Middle East (Saudi Aramco): Saudi Aramco's Engineering Standards require KB elevation to be precisely surveyed and recorded for all wells and used as the sole depth datum for all well data unless an explicit conversion to TVDSS is applied. Given the scale of Aramco's operations — thousands of wells across multiple giant fields — maintaining consistent KB referencing across decades of data is a critical data management requirement for field development planning and reserve estimation.

KB is also written as K.B. or Kelly Bushing. Equivalent terms for the same or closely related depth datum include drill floor (DF), rotary table (RT), and ground level (GL) on onshore wells where the rotary table is essentially at ground. Related terms include measured depth (MD), true vertical depth (TVD), TVDSS (true vertical depth subsea), depth reference, and well header. The datum should always be explicitly stated when reporting depths — "3,200 m MD KB" versus "3,190 m TVDSS" are unambiguous; "3,200 m depth" is ambiguous and should be avoided.
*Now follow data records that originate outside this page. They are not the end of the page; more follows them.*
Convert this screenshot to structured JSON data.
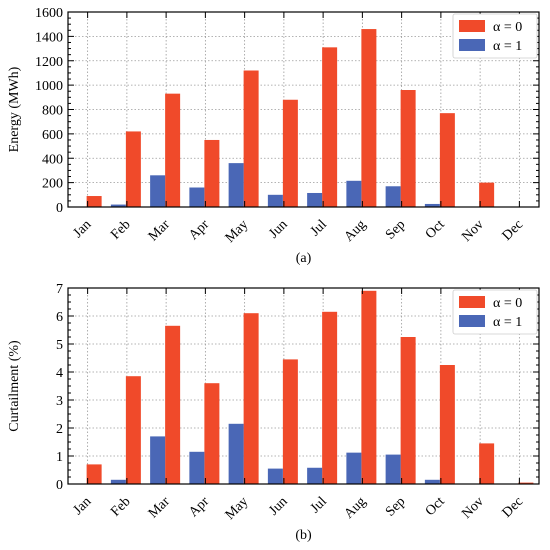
{
  "colors": {
    "series_a": "#f04a2a",
    "series_b": "#4a67b6"
  },
  "chart_data": [
    {
      "type": "bar",
      "caption": "(a)",
      "ylabel": "Energy (MWh)",
      "xlabel": "",
      "ylim": [
        0,
        1600
      ],
      "yticks": [
        0,
        200,
        400,
        600,
        800,
        1000,
        1200,
        1400,
        1600
      ],
      "grid": true,
      "legend_position": "top-right",
      "categories": [
        "Jan",
        "Feb",
        "Mar",
        "Apr",
        "May",
        "Jun",
        "Jul",
        "Aug",
        "Sep",
        "Oct",
        "Nov",
        "Dec"
      ],
      "series": [
        {
          "name": "α = 0",
          "color": "#f04a2a",
          "values": [
            90,
            620,
            930,
            550,
            1120,
            880,
            1310,
            1460,
            960,
            770,
            200,
            0
          ]
        },
        {
          "name": "α = 1",
          "color": "#4a67b6",
          "values": [
            0,
            20,
            260,
            160,
            360,
            100,
            115,
            215,
            170,
            25,
            0,
            0
          ]
        }
      ]
    },
    {
      "type": "bar",
      "caption": "(b)",
      "ylabel": "Curtailment (%)",
      "xlabel": "",
      "ylim": [
        0,
        7
      ],
      "yticks": [
        0,
        1,
        2,
        3,
        4,
        5,
        6,
        7
      ],
      "grid": true,
      "legend_position": "top-right",
      "categories": [
        "Jan",
        "Feb",
        "Mar",
        "Apr",
        "May",
        "Jun",
        "Jul",
        "Aug",
        "Sep",
        "Oct",
        "Nov",
        "Dec"
      ],
      "series": [
        {
          "name": "α = 0",
          "color": "#f04a2a",
          "values": [
            0.7,
            3.85,
            5.65,
            3.6,
            6.1,
            4.45,
            6.15,
            6.9,
            5.25,
            4.25,
            1.45,
            0.05
          ]
        },
        {
          "name": "α = 1",
          "color": "#4a67b6",
          "values": [
            0,
            0.15,
            1.7,
            1.15,
            2.15,
            0.55,
            0.58,
            1.12,
            1.05,
            0.15,
            0,
            0
          ]
        }
      ]
    }
  ]
}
Tip: When correlating formation tops between two wells in the same field, always confirm that both wells use the same depth datum before comparing depths. A top that appears 15 metres shallower in one well than another may simply reflect a 15-metre difference in KB elevation between the two rig setups, not a genuine structural dip. Pull both wells' KB elevations from the regulatory database (AER Petrinex, Sodir Diskos, BSEE TIMS, or similar) and subtract them from the reported MD tops to get TVDSS before drawing any conclusions about structural geometry or formation dip.

FAQ

What is the difference between KB and ground level as depth datums?
Ground level (GL) is the elevation of the ground surface at the wellsite above mean sea level. KB is the elevation of the Kelly Bushing (or equivalent rotary table) above mean sea level, which is always higher than ground level by the height of the rig substructure (typically 5 to 15 metres for land rigs). Because all drill string measurements are made from KB, all wellbore depths are referenced to KB, not to ground level. Ground level is recorded as a separate survey value and is used for some regulatory purposes (depth to groundwater, surface casing depth requirements) but is not used as the drilling depth datum. Confusing KB and GL by 10 metres would offset all formation top depths by 10 metres relative to sea level — significant for precise structural mapping.
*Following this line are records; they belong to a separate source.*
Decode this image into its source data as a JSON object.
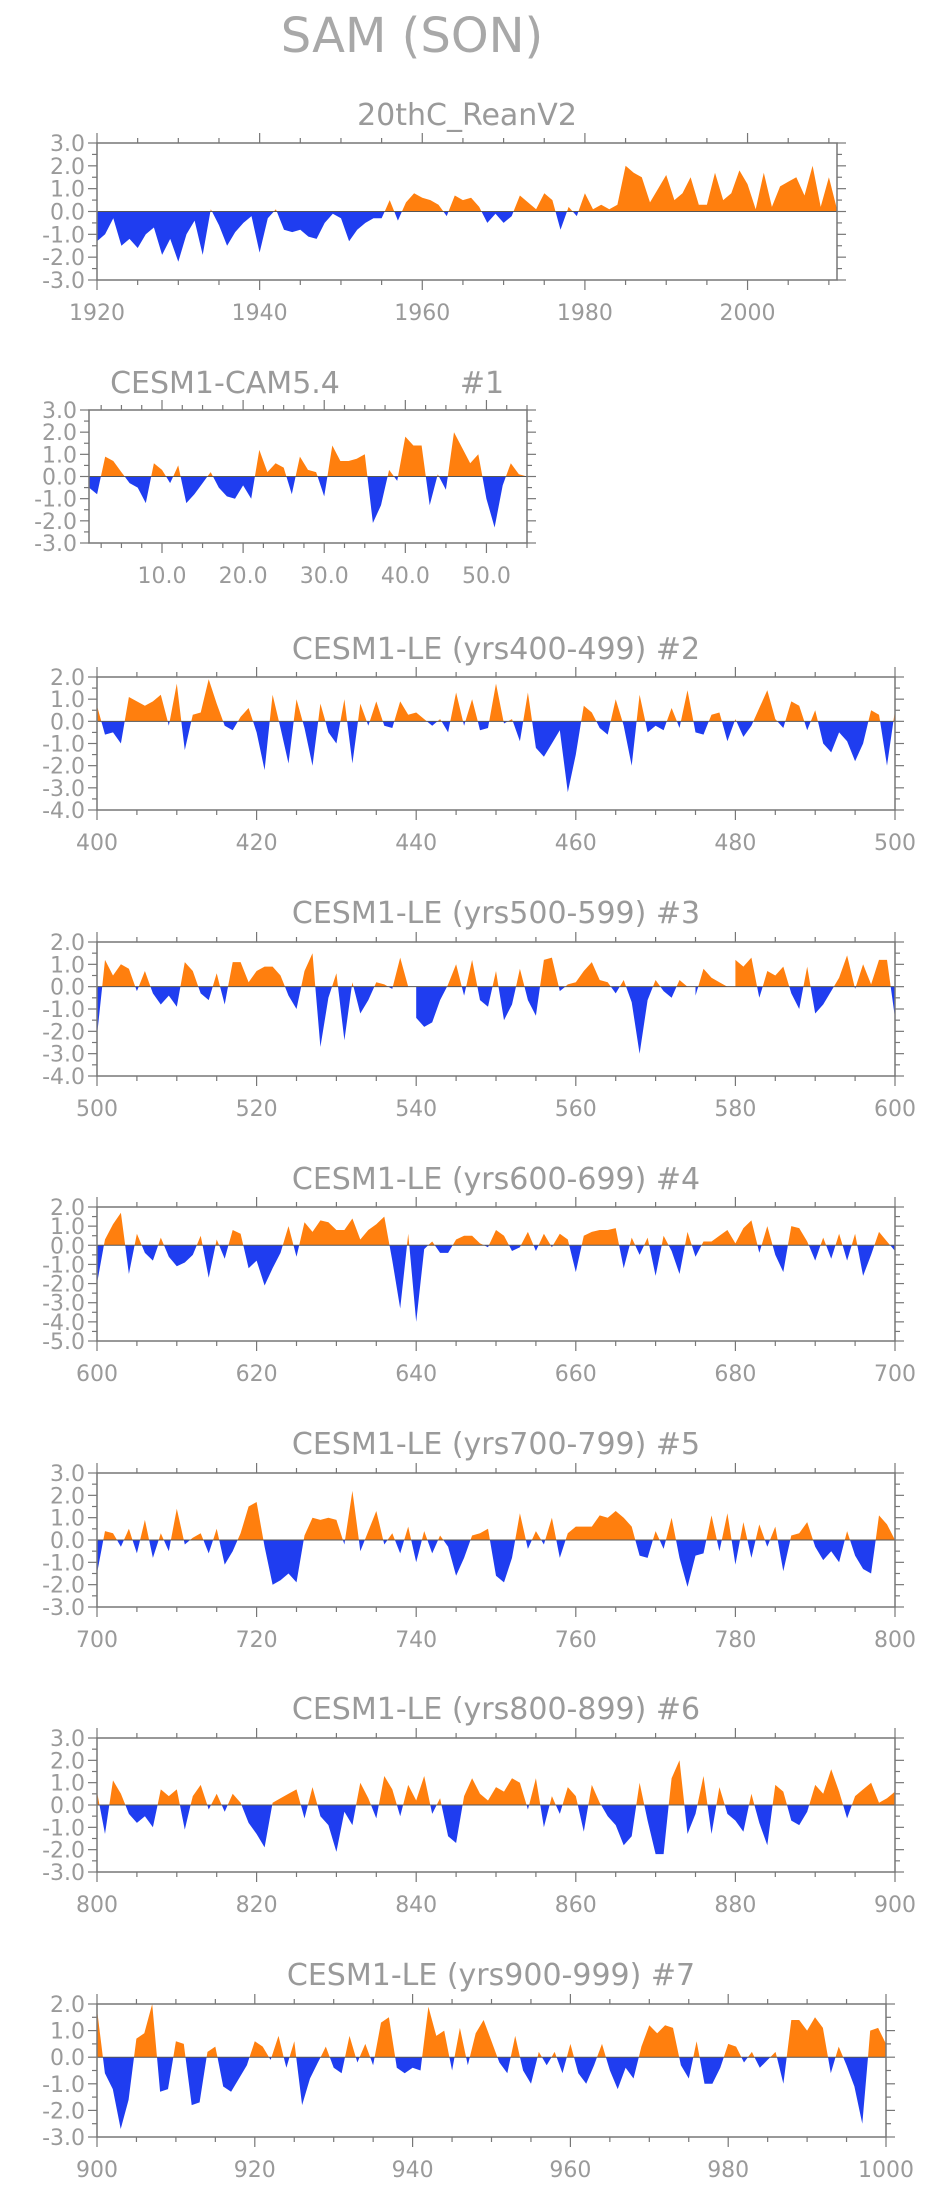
{
  "figure": {
    "title": "SAM (SON)",
    "colors": {
      "positive": "#ff7f0e",
      "negative": "#1f3df0",
      "axis": "#777777",
      "text": "#9a9a9a"
    }
  },
  "chart_data": [
    {
      "type": "area",
      "title": "20thC_ReanV2",
      "tag": "",
      "xlim": [
        1920,
        2011
      ],
      "ylim": [
        -3.0,
        3.0
      ],
      "xticks": [
        1920,
        1940,
        1960,
        1980,
        2000
      ],
      "xtick_labels": [
        "1920",
        "1940",
        "1960",
        "1980",
        "2000"
      ],
      "yticks": [
        -3,
        -2,
        -1,
        0,
        1,
        2,
        3
      ],
      "ytick_labels": [
        "-3.0",
        "-2.0",
        "-1.0",
        "0.0",
        "1.0",
        "2.0",
        "3.0"
      ],
      "x_start": 1920,
      "values": [
        -1.3,
        -1.0,
        -0.3,
        -1.5,
        -1.2,
        -1.6,
        -1.0,
        -0.7,
        -1.9,
        -1.2,
        -2.2,
        -1.0,
        -0.4,
        -1.9,
        0.1,
        -0.6,
        -1.5,
        -0.9,
        -0.5,
        -0.2,
        -1.8,
        -0.3,
        0.1,
        -0.8,
        -0.9,
        -0.8,
        -1.1,
        -1.2,
        -0.5,
        -0.1,
        -0.3,
        -1.3,
        -0.8,
        -0.5,
        -0.3,
        -0.3,
        0.5,
        -0.4,
        0.4,
        0.8,
        0.6,
        0.5,
        0.3,
        -0.2,
        0.7,
        0.5,
        0.6,
        0.2,
        -0.5,
        -0.1,
        -0.5,
        -0.2,
        0.7,
        0.4,
        0.1,
        0.8,
        0.5,
        -0.8,
        0.2,
        -0.2,
        0.8,
        0.1,
        0.3,
        0.1,
        0.3,
        2.0,
        1.7,
        1.5,
        0.4,
        1.0,
        1.6,
        0.5,
        0.8,
        1.5,
        0.3,
        0.3,
        1.7,
        0.5,
        0.8,
        1.8,
        1.2,
        0.1,
        1.7,
        0.2,
        1.1,
        1.3,
        1.5,
        0.7,
        2.0,
        0.2,
        1.5,
        0.1
      ]
    },
    {
      "type": "area",
      "title": "CESM1-CAM5.4",
      "tag": "#1",
      "xlim": [
        1,
        55
      ],
      "ylim": [
        -3.0,
        3.0
      ],
      "xticks": [
        10,
        20,
        30,
        40,
        50
      ],
      "xtick_labels": [
        "10.0",
        "20.0",
        "30.0",
        "40.0",
        "50.0"
      ],
      "yticks": [
        -3,
        -2,
        -1,
        0,
        1,
        2,
        3
      ],
      "ytick_labels": [
        "-3.0",
        "-2.0",
        "-1.0",
        "0.0",
        "1.0",
        "2.0",
        "3.0"
      ],
      "x_start": 1,
      "values": [
        -0.5,
        -0.8,
        0.9,
        0.7,
        0.2,
        -0.3,
        -0.5,
        -1.2,
        0.6,
        0.3,
        -0.3,
        0.5,
        -1.2,
        -0.8,
        -0.3,
        0.2,
        -0.5,
        -0.9,
        -1.0,
        -0.4,
        -1.0,
        1.2,
        0.2,
        0.6,
        0.4,
        -0.8,
        0.9,
        0.3,
        0.2,
        -0.9,
        1.4,
        0.7,
        0.7,
        0.8,
        1.0,
        -2.1,
        -1.3,
        0.3,
        -0.2,
        1.8,
        1.4,
        1.4,
        -1.3,
        0.1,
        -0.6,
        2.0,
        1.3,
        0.6,
        1.0,
        -1.0,
        -2.3,
        -0.4,
        0.6,
        0.1,
        0.0
      ]
    },
    {
      "type": "area",
      "title": "CESM1-LE (yrs400-499)",
      "tag": "#2",
      "xlim": [
        400,
        500
      ],
      "ylim": [
        -4.0,
        2.0
      ],
      "xticks": [
        400,
        420,
        440,
        460,
        480,
        500
      ],
      "xtick_labels": [
        "400",
        "420",
        "440",
        "460",
        "480",
        "500"
      ],
      "yticks": [
        -4,
        -3,
        -2,
        -1,
        0,
        1,
        2
      ],
      "ytick_labels": [
        "-4.0",
        "-3.0",
        "-2.0",
        "-1.0",
        "0.0",
        "1.0",
        "2.0"
      ],
      "x_start": 400,
      "values": [
        0.7,
        -0.6,
        -0.5,
        -1.0,
        1.1,
        0.9,
        0.7,
        0.9,
        1.2,
        -0.2,
        1.7,
        -1.3,
        0.3,
        0.4,
        1.9,
        0.8,
        -0.2,
        -0.4,
        0.2,
        0.6,
        -0.5,
        -2.2,
        1.2,
        -0.3,
        -1.9,
        1.0,
        -0.3,
        -2.0,
        0.8,
        -0.5,
        -1.0,
        1.0,
        -1.9,
        0.8,
        -0.2,
        0.9,
        -0.2,
        -0.3,
        0.9,
        0.3,
        0.4,
        0.1,
        -0.2,
        0.1,
        -0.5,
        1.3,
        -0.2,
        1.0,
        -0.4,
        -0.3,
        1.7,
        -0.1,
        0.1,
        -0.9,
        1.3,
        -1.2,
        -1.6,
        -1.0,
        -0.4,
        -3.2,
        -1.5,
        0.7,
        0.4,
        -0.3,
        -0.6,
        1.0,
        -0.2,
        -2.0,
        1.2,
        -0.5,
        -0.2,
        -0.4,
        0.6,
        -0.3,
        1.4,
        -0.5,
        -0.6,
        0.3,
        0.4,
        -0.9,
        0.1,
        -0.7,
        -0.2,
        0.6,
        1.4,
        0.1,
        -0.3,
        0.9,
        0.7,
        -0.4,
        0.5,
        -1.0,
        -1.4,
        -0.5,
        -0.9,
        -1.8,
        -1.0,
        0.5,
        0.3,
        -2.0,
        0.5
      ]
    },
    {
      "type": "area",
      "title": "CESM1-LE (yrs500-599)",
      "tag": "#3",
      "xlim": [
        500,
        600
      ],
      "ylim": [
        -4.0,
        2.0
      ],
      "xticks": [
        500,
        520,
        540,
        560,
        580,
        600
      ],
      "xtick_labels": [
        "500",
        "520",
        "540",
        "560",
        "580",
        "600"
      ],
      "yticks": [
        -4,
        -3,
        -2,
        -1,
        0,
        1,
        2
      ],
      "ytick_labels": [
        "-4.0",
        "-3.0",
        "-2.0",
        "-1.0",
        "0.0",
        "1.0",
        "2.0"
      ],
      "x_start": 500,
      "values": [
        -2.2,
        1.2,
        0.5,
        1.0,
        0.8,
        -0.2,
        0.7,
        -0.3,
        -0.8,
        -0.4,
        -0.9,
        1.1,
        0.7,
        -0.3,
        -0.6,
        0.6,
        -0.8,
        1.1,
        1.1,
        0.2,
        0.7,
        0.9,
        0.9,
        0.5,
        -0.4,
        -1.0,
        0.7,
        1.5,
        -2.7,
        -0.5,
        0.6,
        -2.4,
        0.2,
        -1.2,
        -0.6,
        0.2,
        0.1,
        -0.1,
        1.3,
        0.0,
        -1.4,
        -1.8,
        -1.6,
        -0.6,
        0.1,
        1.0,
        -0.4,
        1.2,
        -0.6,
        -0.9,
        0.7,
        -1.5,
        -0.8,
        0.8,
        -0.6,
        -1.3,
        1.2,
        1.3,
        -0.2,
        0.1,
        0.2,
        0.7,
        1.1,
        0.3,
        0.2,
        -0.3,
        0.3,
        -0.7,
        -3.0,
        -0.6,
        0.3,
        -0.2,
        -0.5,
        0.3,
        0.0,
        -0.4,
        0.8,
        0.4,
        0.2,
        0.0,
        1.2,
        0.9,
        1.3,
        -0.5,
        0.7,
        0.5,
        0.9,
        -0.3,
        -1.0,
        0.9,
        -1.2,
        -0.8,
        -0.2,
        0.4,
        1.4,
        -0.1,
        1.0,
        0.1,
        1.2,
        1.2,
        -1.4
      ]
    },
    {
      "type": "area",
      "title": "CESM1-LE (yrs600-699)",
      "tag": "#4",
      "xlim": [
        600,
        700
      ],
      "ylim": [
        -5.0,
        2.0
      ],
      "xticks": [
        600,
        620,
        640,
        660,
        680,
        700
      ],
      "xtick_labels": [
        "600",
        "620",
        "640",
        "660",
        "680",
        "700"
      ],
      "yticks": [
        -5,
        -4,
        -3,
        -2,
        -1,
        0,
        1,
        2
      ],
      "ytick_labels": [
        "-5.0",
        "-4.0",
        "-3.0",
        "-2.0",
        "-1.0",
        "0.0",
        "1.0",
        "2.0"
      ],
      "x_start": 600,
      "values": [
        -2.0,
        0.3,
        1.1,
        1.7,
        -1.5,
        0.6,
        -0.4,
        -0.8,
        0.4,
        -0.6,
        -1.1,
        -0.9,
        -0.5,
        0.5,
        -1.7,
        0.3,
        -0.7,
        0.8,
        0.6,
        -1.2,
        -0.8,
        -2.1,
        -1.2,
        -0.4,
        1.0,
        -0.6,
        1.2,
        0.7,
        1.3,
        1.2,
        0.8,
        0.8,
        1.4,
        0.3,
        0.8,
        1.1,
        1.5,
        -0.8,
        -3.3,
        0.6,
        -4.0,
        -0.2,
        0.2,
        -0.4,
        -0.4,
        0.3,
        0.5,
        0.5,
        0.1,
        -0.1,
        0.8,
        0.5,
        -0.3,
        -0.1,
        0.7,
        -0.3,
        0.6,
        -0.1,
        0.6,
        0.3,
        -1.4,
        0.5,
        0.7,
        0.8,
        0.8,
        0.9,
        -1.2,
        0.4,
        -0.5,
        0.4,
        -1.6,
        0.5,
        -0.3,
        -1.5,
        0.7,
        -0.6,
        0.2,
        0.2,
        0.5,
        0.8,
        0.1,
        0.9,
        1.3,
        -0.4,
        1.0,
        -0.5,
        -1.4,
        1.0,
        0.9,
        0.2,
        -0.8,
        0.4,
        -0.7,
        0.6,
        -0.8,
        0.6,
        -1.6,
        -0.5,
        0.7,
        0.2,
        -0.3
      ]
    },
    {
      "type": "area",
      "title": "CESM1-LE (yrs700-799)",
      "tag": "#5",
      "xlim": [
        700,
        800
      ],
      "ylim": [
        -3.0,
        3.0
      ],
      "xticks": [
        700,
        720,
        740,
        760,
        780,
        800
      ],
      "xtick_labels": [
        "700",
        "720",
        "740",
        "760",
        "780",
        "800"
      ],
      "yticks": [
        -3,
        -2,
        -1,
        0,
        1,
        2,
        3
      ],
      "ytick_labels": [
        "-3.0",
        "-2.0",
        "-1.0",
        "0.0",
        "1.0",
        "2.0",
        "3.0"
      ],
      "x_start": 700,
      "values": [
        -1.5,
        0.4,
        0.3,
        -0.3,
        0.5,
        -0.6,
        0.9,
        -0.8,
        0.3,
        -0.5,
        1.4,
        -0.2,
        0.1,
        0.3,
        -0.6,
        0.5,
        -1.1,
        -0.5,
        0.3,
        1.5,
        1.7,
        -0.3,
        -2.0,
        -1.8,
        -1.5,
        -1.9,
        0.2,
        1.0,
        0.9,
        1.0,
        0.9,
        -0.2,
        2.2,
        -0.5,
        0.4,
        1.3,
        -0.2,
        0.3,
        -0.6,
        0.6,
        -1.0,
        0.4,
        -0.6,
        0.2,
        -0.3,
        -1.6,
        -0.8,
        0.2,
        0.3,
        0.5,
        -1.6,
        -1.9,
        -0.8,
        1.2,
        -0.4,
        0.4,
        -0.2,
        1.0,
        -0.8,
        0.3,
        0.6,
        0.6,
        0.6,
        1.1,
        1.0,
        1.3,
        1.0,
        0.6,
        -0.7,
        -0.8,
        0.4,
        -0.4,
        1.0,
        -0.8,
        -2.1,
        -0.7,
        -0.6,
        1.1,
        -0.5,
        1.2,
        -1.1,
        0.8,
        -0.8,
        0.7,
        -0.3,
        0.6,
        -1.4,
        0.2,
        0.3,
        0.8,
        -0.3,
        -0.9,
        -0.5,
        -1.0,
        0.4,
        -0.7,
        -1.3,
        -1.5,
        1.1,
        0.7,
        0.0
      ]
    },
    {
      "type": "area",
      "title": "CESM1-LE (yrs800-899)",
      "tag": "#6",
      "xlim": [
        800,
        900
      ],
      "ylim": [
        -3.0,
        3.0
      ],
      "xticks": [
        800,
        820,
        840,
        860,
        880,
        900
      ],
      "xtick_labels": [
        "800",
        "820",
        "840",
        "860",
        "880",
        "900"
      ],
      "yticks": [
        -3,
        -2,
        -1,
        0,
        1,
        2,
        3
      ],
      "ytick_labels": [
        "-3.0",
        "-2.0",
        "-1.0",
        "0.0",
        "1.0",
        "2.0",
        "3.0"
      ],
      "x_start": 800,
      "values": [
        0.6,
        -1.3,
        1.1,
        0.5,
        -0.4,
        -0.8,
        -0.5,
        -1.0,
        0.7,
        0.4,
        0.7,
        -1.1,
        0.4,
        0.9,
        -0.2,
        0.5,
        -0.3,
        0.5,
        0.1,
        -0.8,
        -1.3,
        -1.9,
        0.1,
        0.3,
        0.5,
        0.7,
        -0.6,
        0.8,
        -0.5,
        -0.9,
        -2.1,
        -0.3,
        -0.9,
        1.0,
        0.3,
        -0.6,
        1.3,
        0.7,
        -0.5,
        0.9,
        0.2,
        1.3,
        -0.4,
        0.3,
        -1.4,
        -1.7,
        0.4,
        1.2,
        0.5,
        0.2,
        0.8,
        0.6,
        1.2,
        1.0,
        -0.2,
        1.2,
        -1.0,
        0.4,
        -0.4,
        0.8,
        0.4,
        -1.2,
        0.9,
        0.1,
        -0.5,
        -0.9,
        -1.8,
        -1.4,
        1.0,
        -0.7,
        -2.2,
        -2.2,
        1.2,
        2.0,
        -1.3,
        -0.4,
        1.3,
        -1.3,
        0.8,
        -0.4,
        -0.7,
        -1.2,
        0.5,
        -0.8,
        -1.8,
        0.9,
        0.6,
        -0.7,
        -0.9,
        -0.3,
        0.9,
        0.5,
        1.6,
        0.6,
        -0.6,
        0.4,
        0.7,
        1.0,
        0.1,
        0.3,
        0.6
      ]
    },
    {
      "type": "area",
      "title": "CESM1-LE (yrs900-999)",
      "tag": "#7",
      "xlim": [
        900,
        1000
      ],
      "ylim": [
        -3.0,
        2.0
      ],
      "xticks": [
        900,
        920,
        940,
        960,
        980,
        1000
      ],
      "xtick_labels": [
        "900",
        "920",
        "940",
        "960",
        "980",
        "1000"
      ],
      "yticks": [
        -3,
        -2,
        -1,
        0,
        1,
        2
      ],
      "ytick_labels": [
        "-3.0",
        "-2.0",
        "-1.0",
        "0.0",
        "1.0",
        "2.0"
      ],
      "x_start": 900,
      "values": [
        1.8,
        -0.6,
        -1.2,
        -2.7,
        -1.6,
        0.7,
        0.9,
        2.0,
        -1.3,
        -1.2,
        0.6,
        0.5,
        -1.8,
        -1.7,
        0.2,
        0.4,
        -1.1,
        -1.3,
        -0.8,
        -0.3,
        0.6,
        0.4,
        -0.1,
        0.8,
        -0.4,
        0.6,
        -1.8,
        -0.8,
        -0.2,
        0.4,
        -0.4,
        -0.6,
        0.8,
        -0.2,
        0.5,
        -0.3,
        1.3,
        1.5,
        -0.4,
        -0.6,
        -0.4,
        -0.5,
        1.9,
        0.8,
        1.0,
        -0.5,
        1.1,
        -0.3,
        0.9,
        1.4,
        0.6,
        -0.2,
        -0.6,
        0.8,
        -0.5,
        -1.0,
        0.2,
        -0.3,
        0.2,
        -0.6,
        0.5,
        -0.6,
        -1.0,
        -0.3,
        0.5,
        -0.5,
        -1.2,
        -0.4,
        -0.8,
        0.4,
        1.2,
        0.9,
        1.2,
        1.1,
        -0.3,
        -0.8,
        0.6,
        -1.0,
        -1.0,
        -0.4,
        0.5,
        0.4,
        -0.2,
        0.2,
        -0.4,
        -0.1,
        0.2,
        -1.0,
        1.4,
        1.4,
        1.0,
        1.5,
        1.1,
        -0.6,
        0.4,
        -0.3,
        -1.1,
        -2.5,
        1.0,
        1.1,
        0.5
      ]
    }
  ]
}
What is the KB equivalent on a deepwater drillship?
On a drillship, the rig floor and rotary table (KB equivalent) are elevated above sea level by the height of the vessel's moon pool deck, typically 20 to 30 metres. All measured depths are referenced to this KB elevation above sea level. The water depth (sea floor depth below sea level) is a separate measurement. To calculate TVDSS for a deepwater well, the formation MD from KB must be corrected for: the KB elevation above sea level (adds a positive offset), and the inclined wellbore geometry (if deviated). The sea floor depth is not subtracted from MD KB — it is a separate value used to calculate depth below sea floor for regulatory drilling hazard assessments and for plotting the wellbore trajectory in cross-sections.

Why KB Matters

Consistent depth referencing from the Kelly Bushing is the foundation upon which all subsurface geological and engineering interpretations are built. Without a well-defined and documented depth datum, formation correlations between wells are unreliable, structural maps are distorted, and reserve calculations based on net pay and contact depths are incorrect. In mature basins where thousands of wells have been drilled over decades by many different operators, KB elevation documentation and its consistent application across all well databases is one of the most fundamental data quality requirements for any regional geological study, development planning exercise, or regulatory compliance program.